Американская трагедия. (Часть 1), стр. 54

Клайд подумал, что, пожалуй, это слишком легкомысленное знакомство для его новой жизни в Ликурге. В то же время Диллард ему нравился.

– Кстати, – продолжал Диллард, – что вы делаете в это воскресенье, после обеда?

– Ничего особенного как будто, – ответил Клайд, чувствуя, что перед ним возникает новая задача. – Просто я пока еще не знаю, как у меня все сложится.

– Ну, а если вы будете свободны? Может, проведем вечер вместе? Я здесь познакомился с несколькими девушками. Очень милые! Сначала, если хотите, мы зайдем к моему дяде. У него семья, все очень милые люди. А потом я тут знаю двух девушек… прелесть! Одна работала в магазине, но теперь ушла оттуда и нигде не служит. А другая – ее подруга. У них дома есть граммофон, и обе танцуют. Правда, здесь не полагается танцевать по воскресеньям, но об этом никто не узнает. Девушкам родители позволяют. А после мы можем пойти с ними куда-нибудь в кино, если вы захотите. Не в какую-нибудь киношку на окраине, а где получше. Согласны?

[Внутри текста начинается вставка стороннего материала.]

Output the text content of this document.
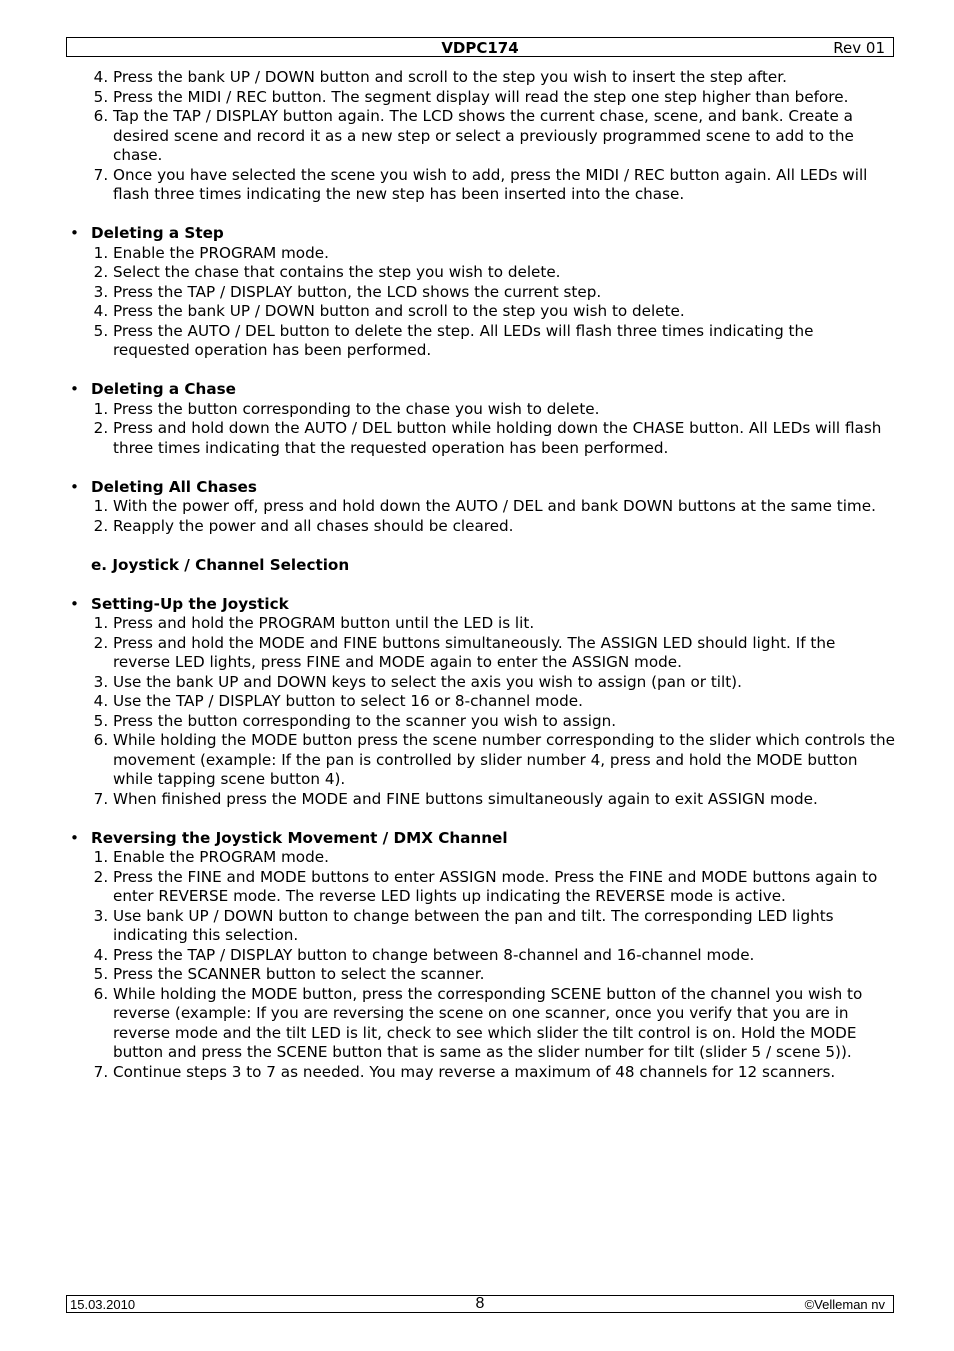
VDPC174	Rev 01
4. Press the bank UP / DOWN button and scroll to the step you wish to insert the step after.
5. Press the MIDI / REC button. The segment display will read the step one step higher than before.
6. Tap the TAP / DISPLAY button again. The LCD shows the current chase, scene, and bank. Create a desired scene and record it as a new step or select a previously programmed scene to add to the chase.
7. Once you have selected the scene you wish to add, press the MIDI / REC button again. All LEDs will flash three times indicating the new step has been inserted into the chase.
• Deleting a Step
1. Enable the PROGRAM mode.
2. Select the chase that contains the step you wish to delete.
3. Press the TAP / DISPLAY button, the LCD shows the current step.
4. Press the bank UP / DOWN button and scroll to the step you wish to delete.
5. Press the AUTO / DEL button to delete the step. All LEDs will flash three times indicating the requested operation has been performed.
• Deleting a Chase
1. Press the button corresponding to the chase you wish to delete.
2. Press and hold down the AUTO / DEL button while holding down the CHASE button. All LEDs will flash three times indicating that the requested operation has been performed.
• Deleting All Chases
1. With the power off, press and hold down the AUTO / DEL and bank DOWN buttons at the same time.
2. Reapply the power and all chases should be cleared.
e. Joystick / Channel Selection
• Setting-Up the Joystick
1. Press and hold the PROGRAM button until the LED is lit.
2. Press and hold the MODE and FINE buttons simultaneously. The ASSIGN LED should light. If the reverse LED lights, press FINE and MODE again to enter the ASSIGN mode.
3. Use the bank UP and DOWN keys to select the axis you wish to assign (pan or tilt).
4. Use the TAP / DISPLAY button to select 16 or 8-channel mode.
5. Press the button corresponding to the scanner you wish to assign.
6. While holding the MODE button press the scene number corresponding to the slider which controls the movement (example: If the pan is controlled by slider number 4, press and hold the MODE button while tapping scene button 4).
7. When finished press the MODE and FINE buttons simultaneously again to exit ASSIGN mode.
• Reversing the Joystick Movement / DMX Channel
1. Enable the PROGRAM mode.
2. Press the FINE and MODE buttons to enter ASSIGN mode. Press the FINE and MODE buttons again to enter REVERSE mode. The reverse LED lights up indicating the REVERSE mode is active.
3. Use bank UP / DOWN button to change between the pan and tilt. The corresponding LED lights indicating this selection.
4. Press the TAP / DISPLAY button to change between 8-channel and 16-channel mode.
5. Press the SCANNER button to select the scanner.
6. While holding the MODE button, press the corresponding SCENE button of the channel you wish to reverse (example: If you are reversing the scene on one scanner, once you verify that you are in reverse mode and the tilt LED is lit, check to see which slider the tilt control is on. Hold the MODE button and press the SCENE button that is same as the slider number for tilt (slider 5 / scene 5)).
7. Continue steps 3 to 7 as needed. You may reverse a maximum of 48 channels for 12 scanners.
15.03.2010	8	©Velleman nv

И перед Клайдом встал вопрос, как поступить, как ответить на такое предложение. В Чикаго, после того, что случилось в Канзас-Сити, он старался вести себя очень скромно и осторожно. Попав на службу в «Юнион клуб», он решил, что будет строить свою жизнь в соответствии с идеалами, какие внушало ему это, по всей видимости, столь строгое учреждение: держаться солидно, усердно работать, копить деньги, одеваться элегантно, но без франтовства, по-джентльменски. Это был этакий рай без Евы.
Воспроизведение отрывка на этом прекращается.